Imagine, com esse frio, quem não tem janela para fechar. Imagine quem não tem um teto para morar, não consegue do frio se abrigar. Imagine aquele que não tem uma xícara de café quente para tomar, dessas que esquenta o agora. Uma bolachinha leve e crocante, de banana e canela, uma fatia de bolo para ajudar a forrar o estômago junto com o café quentinho. Imagina: com fome e não ter onde se esconder do frio!
Imaginou? Como é a face desse ser? Qual a sua estatura? Quanto pesa? Provavelmente imaginou um homem a meia idade, barbado e sujo, que deixou passar as oportunidades, inerte na cachaça, na letargia do tempo, agora já passado, aguenta, fazer o quê? Aí fica mais cômodo de assimilar.
Agora, esforce-se. E imagine que esse ser é uma indefesa criancinha. E que essa criancinha é uma menininha, tadinha. Que já nasceu inserida no gélido da vida: calçada úmida, vento seco, corte na nuca, garoa no pensamento. E certamente a sua mãe também já fora abandonada pela vida, em algum outro canto, e com o seu pai deve ter ocorrido a mesma coisa, e quantos irmãos ela também deve ter perdidos por aí... E isso faz com que os anticorpos dessa raça, que evolui prolifere firmemente em sua cadeia natural. Seguindo pela hereditariedade, fica mais suave de digerir, não?
E se, ao invés desse ser ser humano, imaginássemos um bichano? Ou que tal um singelo cachorrinho? Por que largar num frio desses um cãozinho tão bonitinho? O homem, um tipo de bicho; o cão, outro gênero de animal.

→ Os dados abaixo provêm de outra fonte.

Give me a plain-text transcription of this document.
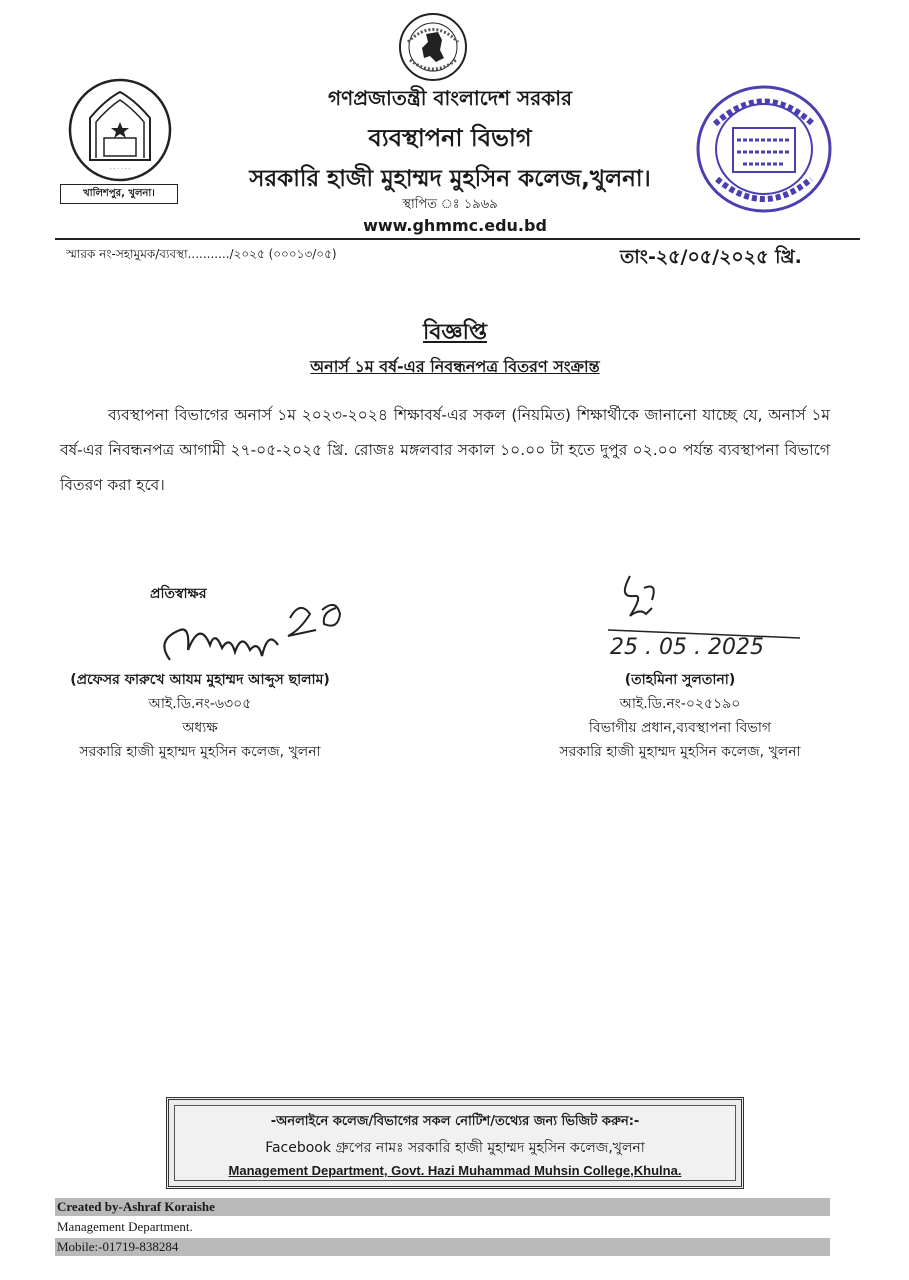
· · · · · ·
খালিশপুর, খুলনা।
গণপ্রজাতন্ত্রী বাংলাদেশ সরকার
ব্যবস্থাপনা বিভাগ
সরকারি হাজী মুহাম্মদ মুহসিন কলেজ,খুলনা।
স্থাপিত ঃ ১৯৬৯
www.ghmmc.edu.bd
স্মারক নং-সহামুমক/ব্যবস্থা.........../২০২৫ (০০০১৩/০৫)	তাং-২৫/০৫/২০২৫ খ্রি.
বিজ্ঞপ্তি
অনার্স ১ম বর্ষ-এর নিবন্ধনপত্র বিতরণ সংক্রান্ত
ব্যবস্থাপনা বিভাগের অনার্স ১ম ২০২৩-২০২৪ শিক্ষাবর্ষ-এর সকল (নিয়মিত) শিক্ষার্থীকে জানানো যাচ্ছে যে, অনার্স ১ম বর্ষ-এর নিবন্ধনপত্র আগামী ২৭-০৫-২০২৫ খ্রি. রোজঃ মঙ্গলবার সকাল ১০.০০ টা হতে দুপুর ০২.০০ পর্যন্ত ব্যবস্থাপনা বিভাগে বিতরণ করা হবে।
প্রতিস্বাক্ষর
25 . 05 . 2025
(প্রফেসর ফারুখে আযম মুহাম্মদ আব্দুস ছালাম)
আই.ডি.নং-৬৩০৫
অধ্যক্ষ
সরকারি হাজী মুহাম্মদ মুহসিন কলেজ, খুলনা
(তাহমিনা সুলতানা)
আই.ডি.নং-০২৫১৯০
বিভাগীয় প্রধান,ব্যবস্থাপনা বিভাগ
সরকারি হাজী মুহাম্মদ মুহসিন কলেজ, খুলনা
-অনলাইনে কলেজ/বিভাগের সকল নোটিশ/তথ্যের জন্য ভিজিট করুন:-
Facebook গ্রুপের নামঃ সরকারি হাজী মুহাম্মদ মুহসিন কলেজ,খুলনা
Management Department, Govt. Hazi Muhammad Muhsin College,Khulna.
Created by-Ashraf Koraishe
Management Department.
Mobile:-01719-838284
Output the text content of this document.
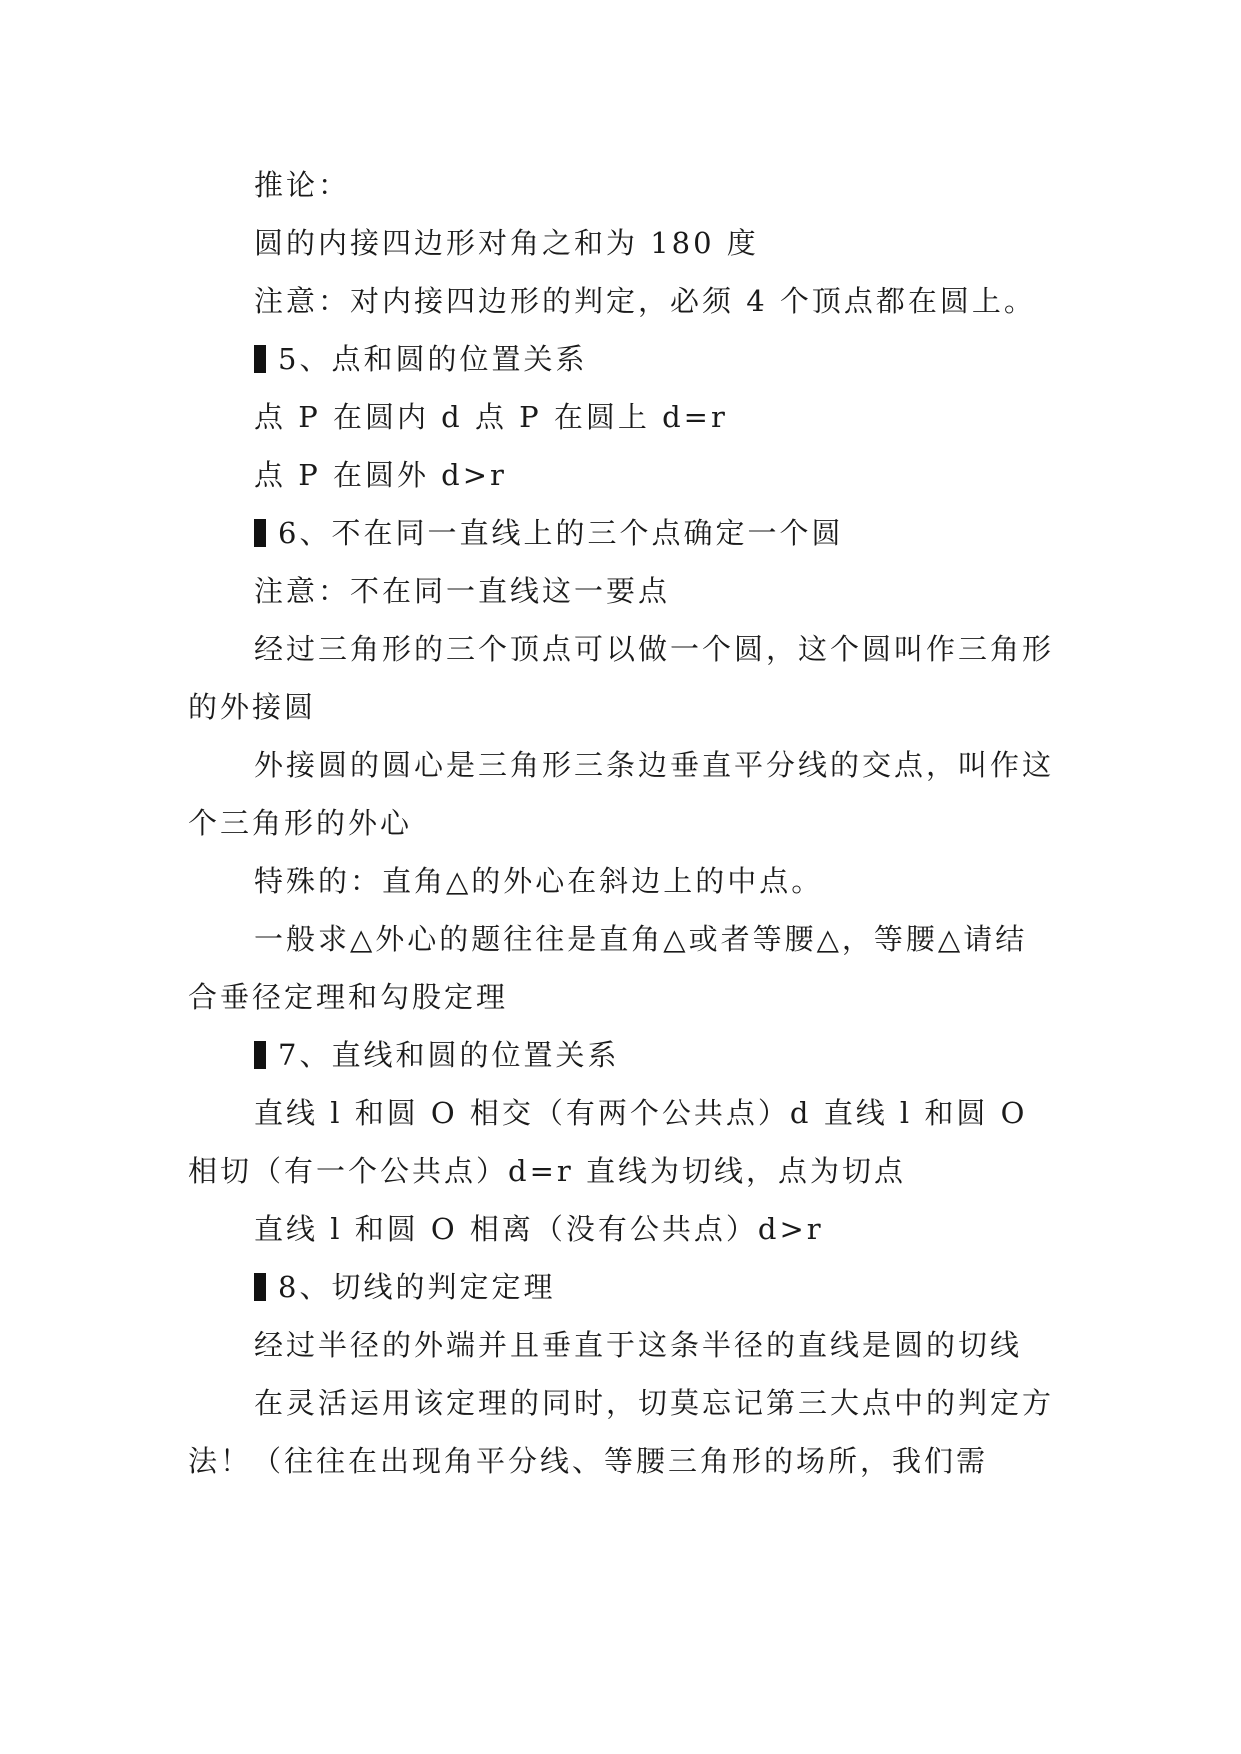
推论：

圆的内接四边形对角之和为 180 度

注意：对内接四边形的判定，必须 4 个顶点都在圆上。

5、点和圆的位置关系

点 P 在圆内 d 点 P 在圆上 d=r

点 P 在圆外 d>r

6、不在同一直线上的三个点确定一个圆

注意：不在同一直线这一要点

经过三角形的三个顶点可以做一个圆，这个圆叫作三角形的外接圆

外接圆的圆心是三角形三条边垂直平分线的交点，叫作这个三角形的外心

特殊的：直角△的外心在斜边上的中点。

一般求△外心的题往往是直角△或者等腰△，等腰△请结合垂径定理和勾股定理

7、直线和圆的位置关系

直线 l 和圆 O 相交（有两个公共点）d 直线 l 和圆 O 相切（有一个公共点）d=r 直线为切线，点为切点

直线 l 和圆 O 相离（没有公共点）d>r

8、切线的判定定理

经过半径的外端并且垂直于这条半径的直线是圆的切线

在灵活运用该定理的同时，切莫忘记第三大点中的判定方法！（往往在出现角平分线、等腰三角形的场所，我们需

Não falam a mesma língua, mas por alguma magia das linguagens internas, existe algo que transita entre os dois, e eles trocam afetos: o cachorro sente dó do homem e sua condição, por isso tenta cativá-lo, alegrá-lo, balançando o rabo, mordendo o tornozelo, convidando para irem vadiar, cheirar os cantos; e o homem, uma complacente piedade para com o cão, por não conseguir compreender a simplicidade da existência da perspectiva canina.
Independente da imaginação de cada um, a agonia do frio, a ânsia da fome, ou a aflição da morte pulsa em todos os seres que vivenciam a experiência de seu próprio devir, e também é tocado pelas formas de vidas alheias, basta o coração bater, o cérebro oxigenado, um sistema em funcionamento. Mas aqui, no momento, há letras no papel, apenas, e não coração batendo. No entanto, a partir do momento em que as letras no papel são lidas, elas levam o cérebro oxigenado a pensar naquilo que a combinação semântica das letras indicam, e o coração que pulsa leva o sistema orgânico que está lendo a ter reações complementares e mais amplas, como um convite: feche o livro, deixe de imaginar, vá passear e observar as coisas do mundo.